Call your doctor for medical advice about side effects. You may report side effects to FDA at 1-800-FDA-1088.
WARNING
HEPATOTOXICITY
- Severe and sometimes fatal hepatotoxicity has occurred in clinical trials.
- Monitor hepatic function prior to and during treatment.
- Interrupt and then reduce or discontinue Stivarga for hepatotoxicity as manifested by elevated liver function tests or hepatocellular necrosis, depending upon severity and persistence.
What is the dosage for Stivarga?
- The recommended dose is 160 mg Stivarga (four 40 mg tablets) taken orally once daily for the first 21 days of each 28-day cycle.
- Continue treatment until disease progression or unacceptable toxicity.
- Take Stivarga at the same time each day.
- Swallow tablet whole with water after a low-fat meal that contains less than 600 calories and less than 30% fat.
- Do not take two doses of Stivarga on the same day to make up for a missed dose from the previous day.
What drugs interact with Stivarga?
Effect Of Strong CYP3A4 Inducers On Regorafenib
- Co-administration of a strong CYP3A4 inducer with Stivarga decreased the plasma concentrations of regorafenib, increased the plasma concentrations of the active metabolite M-5, and resulted in no change in the plasma concentrations of the active metabolite M-2, and may lead to decreased efficacy.
- Avoid concomitant use of Stivarga with strong CYP3A4 inducers (e.g. rifampin, phenytoin, carbamazepine, phenobarbital, and St. John's Wort).
Effect Of Strong CYP3A4 Inhibitors On Regorafenib
- Co-administration of a strong CYP3A4 inhibitor with Stivarga increased the plasma concentrations of regorafenib and decreased the plasma concentrations of the active metabolites M-2 and M-5, and may lead to increased toxicity.

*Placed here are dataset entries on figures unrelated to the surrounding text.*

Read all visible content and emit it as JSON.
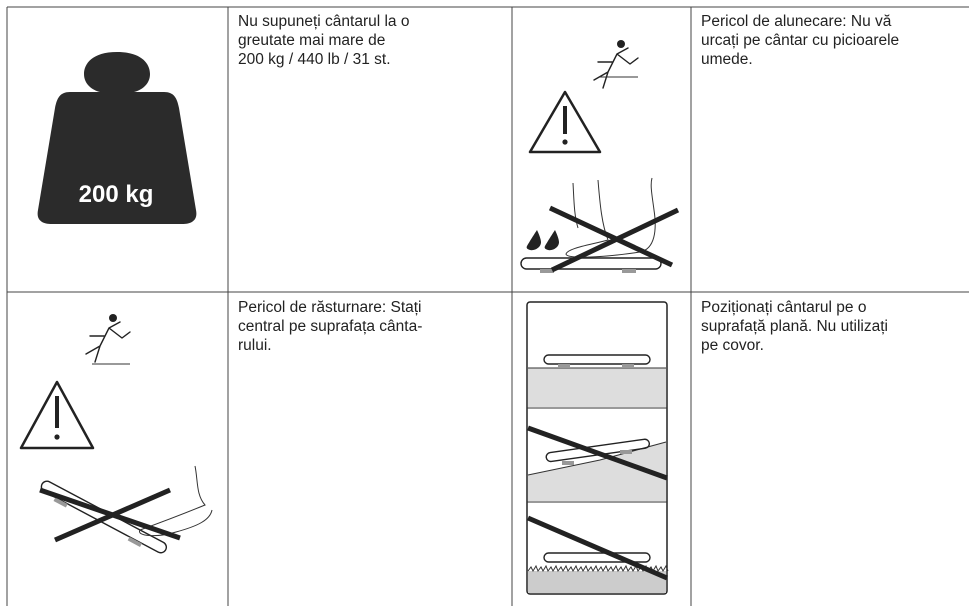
{
  "instructions": [
    {
      "icon_label": "200 kg",
      "text": [
        "Nu supuneți cântarul la o",
        "greutate mai mare de",
        "200 kg / 440 lb / 31 st."
      ]
    },
    {
      "text": [
        "Pericol de alunecare: Nu vă",
        "urcați pe cântar cu picioarele",
        "umede."
      ]
    },
    {
      "text": [
        "Pericol de răsturnare: Stați",
        "central pe suprafața cânta-",
        "rului."
      ]
    },
    {
      "text": [
        "Poziționați cântarul pe o",
        "suprafață plană. Nu utilizați",
        "pe covor."
      ]
    }
  ]
}
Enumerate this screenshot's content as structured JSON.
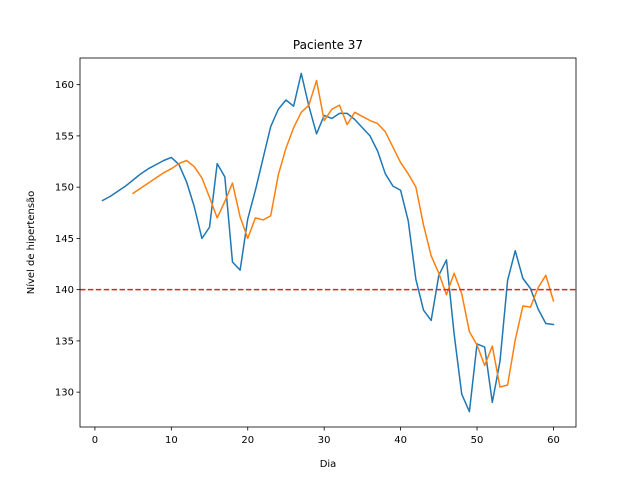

Avoid concomitant use of Stivarga with strong CYP3A4 inhibitors (e.g. clarithromycin, grapefruit juice, itraconazole, ketoconazole, nefazodone, posaconazole, telithromycin, and voriconazole).
Effect Of Regorafenib On Breast Cancer Resistance Protein (BCRP) Substrates
- Co-administration of Stivarga with a BCRP substrate increased the plasma concentrations of the BCRP substrate. Monitor patients closely for signs and symptoms of exposure related toxicity to the BCRP substrate (e.g. methotrexate, fluvastatin, atorvastatin).
- Consult the concomitant BCRP substrate product information when considering administration of such products together with Stivarga.
Is Stivarga safe to take when pregnant or breastfeeding?
- Based on animal studies and its mechanism of action, Stivarga can cause fetal harm when administered to a pregnant woman.
- There are no available data on Stivarga use in pregnant women.
- There are no data on the presence of regorafenib or its metabolites in human milk, the effects of regorafenib on the breastfed infant, or on milk production.
- Because of the potential for serious adverse reactions in breastfed infants from Stivarga, do not breastfeed during treatment with Stivarga and for 2 weeks after the final dose.